Religiously clapping the NHS during lockdown may have resulted in ‘dangerous’ results as it was shielded from necessary criticism, according to the Health Ombudsman. The Mail has more.
Rebecca Hilsenrath called for a revamping of the health service’s culture as she warned treating it like a “national religion” could contribute to complacency and failure to reform where necessary.
The Ombudsman’s office has submitted its report as evidence for an investigation of the NHS which is due to be published in September.
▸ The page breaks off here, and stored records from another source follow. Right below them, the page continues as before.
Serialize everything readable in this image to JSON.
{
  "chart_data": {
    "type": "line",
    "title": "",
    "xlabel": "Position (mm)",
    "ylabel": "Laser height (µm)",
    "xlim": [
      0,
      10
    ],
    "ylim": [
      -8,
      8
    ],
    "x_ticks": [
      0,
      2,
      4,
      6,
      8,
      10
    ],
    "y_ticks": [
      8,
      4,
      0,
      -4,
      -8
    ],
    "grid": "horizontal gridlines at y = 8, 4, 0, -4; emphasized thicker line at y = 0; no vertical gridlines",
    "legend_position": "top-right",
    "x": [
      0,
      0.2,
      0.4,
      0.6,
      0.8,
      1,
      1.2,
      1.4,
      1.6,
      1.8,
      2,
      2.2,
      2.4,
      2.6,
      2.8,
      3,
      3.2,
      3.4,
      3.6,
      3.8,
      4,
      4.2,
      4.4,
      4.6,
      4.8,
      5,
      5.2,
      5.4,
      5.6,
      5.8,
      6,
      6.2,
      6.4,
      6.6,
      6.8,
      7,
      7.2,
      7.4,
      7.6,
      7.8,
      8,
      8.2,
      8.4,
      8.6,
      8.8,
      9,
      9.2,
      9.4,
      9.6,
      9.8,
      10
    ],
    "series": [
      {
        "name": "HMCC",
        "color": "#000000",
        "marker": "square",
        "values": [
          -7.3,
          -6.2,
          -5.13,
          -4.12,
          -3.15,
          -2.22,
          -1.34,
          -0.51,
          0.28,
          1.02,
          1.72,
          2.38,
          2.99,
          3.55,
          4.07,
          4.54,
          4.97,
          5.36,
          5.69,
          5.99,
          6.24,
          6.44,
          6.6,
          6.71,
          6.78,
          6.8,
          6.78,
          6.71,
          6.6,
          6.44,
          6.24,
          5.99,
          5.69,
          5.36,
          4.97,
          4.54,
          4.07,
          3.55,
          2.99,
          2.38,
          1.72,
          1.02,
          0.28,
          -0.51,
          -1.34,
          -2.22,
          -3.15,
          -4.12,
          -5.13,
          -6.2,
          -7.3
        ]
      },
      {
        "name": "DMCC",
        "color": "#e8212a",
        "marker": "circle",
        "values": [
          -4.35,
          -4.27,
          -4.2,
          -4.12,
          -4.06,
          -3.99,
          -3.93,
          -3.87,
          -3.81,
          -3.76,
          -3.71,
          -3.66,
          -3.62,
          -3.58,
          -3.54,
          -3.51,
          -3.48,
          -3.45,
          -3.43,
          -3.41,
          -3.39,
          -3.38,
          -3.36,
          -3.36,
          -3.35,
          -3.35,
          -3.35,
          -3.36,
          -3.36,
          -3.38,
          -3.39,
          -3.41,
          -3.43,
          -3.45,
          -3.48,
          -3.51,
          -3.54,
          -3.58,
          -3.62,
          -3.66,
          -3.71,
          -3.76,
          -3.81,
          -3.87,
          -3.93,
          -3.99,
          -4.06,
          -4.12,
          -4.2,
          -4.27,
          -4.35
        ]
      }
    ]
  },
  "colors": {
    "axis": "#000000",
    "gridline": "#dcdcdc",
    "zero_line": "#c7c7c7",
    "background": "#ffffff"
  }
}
It also detailed a 50% rise in complaints about the NHS to the Ombudsman since Covid hit the U.K.
New Health Secretary Wes Streeting ordered the investigation, led by Professor Lord Darzi, when he took up his new role after Labour’s July election victory, as he declared the NHS is “broken”.
Ms. Hilsenrath told the Telegraph “no organisation should be beyond constructive criticism”, adding that she thinks the U.K.’s perception of it’s health service has shifted since the “gratitude” shown during the pandemic.
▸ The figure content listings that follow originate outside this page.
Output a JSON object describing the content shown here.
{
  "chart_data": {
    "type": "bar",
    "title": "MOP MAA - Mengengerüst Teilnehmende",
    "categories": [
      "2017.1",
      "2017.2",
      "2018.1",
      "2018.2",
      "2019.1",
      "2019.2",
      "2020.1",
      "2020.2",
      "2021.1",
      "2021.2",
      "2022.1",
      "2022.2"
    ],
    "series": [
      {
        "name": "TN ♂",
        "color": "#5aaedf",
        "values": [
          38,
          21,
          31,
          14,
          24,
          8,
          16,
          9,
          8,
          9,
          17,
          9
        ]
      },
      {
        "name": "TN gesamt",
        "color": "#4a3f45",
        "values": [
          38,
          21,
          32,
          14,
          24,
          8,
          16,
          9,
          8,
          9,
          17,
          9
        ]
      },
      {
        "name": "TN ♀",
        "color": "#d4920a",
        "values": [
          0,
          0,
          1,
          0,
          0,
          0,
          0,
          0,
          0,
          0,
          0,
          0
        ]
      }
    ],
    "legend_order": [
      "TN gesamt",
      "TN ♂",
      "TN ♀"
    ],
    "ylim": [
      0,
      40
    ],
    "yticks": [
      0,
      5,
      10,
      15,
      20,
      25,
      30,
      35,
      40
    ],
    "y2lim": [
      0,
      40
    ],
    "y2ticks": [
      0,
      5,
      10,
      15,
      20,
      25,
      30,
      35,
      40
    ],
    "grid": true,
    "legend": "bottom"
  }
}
She drew attention to a failure by the NHS to implement the recommendations of inquiries or listen to the grievances of those it lets down, meaning it is not learning as it should from fatal mistakes.
Maternity was cited as a particular area of increasing concern, with complaints regarding it doubling in a year.
In the 2023/24 period, the Health Ombudsman received almost 27,500 complaints about NHS England – two thirds of which were at least partially upheld – roughly double that of 2011/12, and up nearly 50% on 2020/21.
However, Ms. Hilsenrath did push back against the Health Secretary’s assertion that the NHS is broken, despite acknowledging a “lower degree of happiness with services”.
She said she did not want to detract from the “brilliant things” happening in some areas of the NHS, whilst being able to have a mature conversation about its shortcomings.
For example, two thirds of maternity units have been deemed by the Care Quality Commission (CQC) to be inadequate or requiring improvement for safety.
Ms. Hilsenrath also emphasised that reform of the NHS should not focus on changing its funding, but the way it works, saying that changes needed are about the “culture” rather than its financing.
“When big things go wrong and terrible things happen you get the NHS saying ‘never again’, but actually it’s just not true,” she said.
The Ombudsman was speaking against a backdrop of a report finding a “series of errors, omissions and misjudgments” in the treatment of Nottingham killer Valdo Calocane – who was diagnosed with paranoid schizophrenia three years before stabbing Barnaby Webber, Grace O’Malley-Kumar and Ian Coates last year.